Adults 27-29 mm SVL. Dendrobates mysteriosus is the only Peruvian representative in the subfamily Dendrobatinae which is larger than ~22 mm SVL. Morphologically, this is one of the most distinctive poison frogs. Adults are black or brown with white ‘polka-dots’ covering the dorsal and ventral sides of the entire body and appendages. Although this spotting is highly variable, adults consistently have a single spot under the chin, and an ovoid spot on the underside of the thighs. Dorsal skin relatively granular. First finger slightly shorter than the second although well developed.

Tadpoles are black and elongate, with a labial tooth row formula of 2(2)/3(1).
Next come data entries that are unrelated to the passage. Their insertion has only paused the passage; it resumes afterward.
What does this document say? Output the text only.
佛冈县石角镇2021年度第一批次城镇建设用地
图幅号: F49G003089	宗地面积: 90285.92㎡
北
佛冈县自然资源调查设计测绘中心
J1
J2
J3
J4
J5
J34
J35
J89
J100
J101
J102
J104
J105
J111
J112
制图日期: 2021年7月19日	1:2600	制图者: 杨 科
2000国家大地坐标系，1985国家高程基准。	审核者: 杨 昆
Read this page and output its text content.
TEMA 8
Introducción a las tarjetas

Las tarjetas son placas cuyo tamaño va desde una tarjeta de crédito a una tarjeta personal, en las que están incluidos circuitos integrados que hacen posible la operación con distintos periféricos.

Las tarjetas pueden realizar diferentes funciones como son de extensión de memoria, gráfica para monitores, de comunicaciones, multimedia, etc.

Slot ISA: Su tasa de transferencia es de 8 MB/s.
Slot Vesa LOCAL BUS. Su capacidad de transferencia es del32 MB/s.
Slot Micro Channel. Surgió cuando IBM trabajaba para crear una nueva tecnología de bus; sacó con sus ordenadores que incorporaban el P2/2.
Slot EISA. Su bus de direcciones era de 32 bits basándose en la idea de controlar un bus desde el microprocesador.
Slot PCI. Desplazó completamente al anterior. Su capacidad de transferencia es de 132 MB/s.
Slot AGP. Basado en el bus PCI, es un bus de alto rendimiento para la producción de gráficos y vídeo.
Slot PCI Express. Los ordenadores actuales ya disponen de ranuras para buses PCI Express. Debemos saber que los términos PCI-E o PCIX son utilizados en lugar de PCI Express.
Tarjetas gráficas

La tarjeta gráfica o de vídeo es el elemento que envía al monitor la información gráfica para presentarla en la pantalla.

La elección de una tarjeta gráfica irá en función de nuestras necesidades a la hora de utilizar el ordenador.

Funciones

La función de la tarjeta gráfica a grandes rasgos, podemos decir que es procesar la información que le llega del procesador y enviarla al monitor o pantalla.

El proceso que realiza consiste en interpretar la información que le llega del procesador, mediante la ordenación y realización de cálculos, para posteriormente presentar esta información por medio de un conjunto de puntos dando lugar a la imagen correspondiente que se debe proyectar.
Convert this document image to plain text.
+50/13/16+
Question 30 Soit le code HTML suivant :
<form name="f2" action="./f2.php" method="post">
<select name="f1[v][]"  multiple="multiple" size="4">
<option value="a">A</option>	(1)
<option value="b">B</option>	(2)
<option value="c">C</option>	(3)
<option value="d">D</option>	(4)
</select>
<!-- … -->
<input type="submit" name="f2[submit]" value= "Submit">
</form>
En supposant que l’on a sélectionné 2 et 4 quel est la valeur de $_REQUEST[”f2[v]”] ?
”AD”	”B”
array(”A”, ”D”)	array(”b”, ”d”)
This species was rediscovered in 1989, 60 years after its original collection (Schulte 1990). Myers (1982) suggested this species was a close relative of D. captivus on the basis of hand morphology and a pale, ovoid spot under the thigh. Schulte (1990) vehemently opposed this hypothesis, suggesting that D. mysteriosus was more closely related to members of Oophaga on the basis of size and call parameters, although he did not provide any useful call characteristics aside from dominant frequency. Twomey and Brown (2008) provided the first phylogenetic analysis containing both D. captivus and D. mysteriosus, and found support for Myers’ hypothesis that these two species were close relatives. Because of the genetic and morphological dissimilarities between these species and all other species of Ranitomeya, Twomey and Brown (2008) proposed a new genus, Dendrobates, to include these species.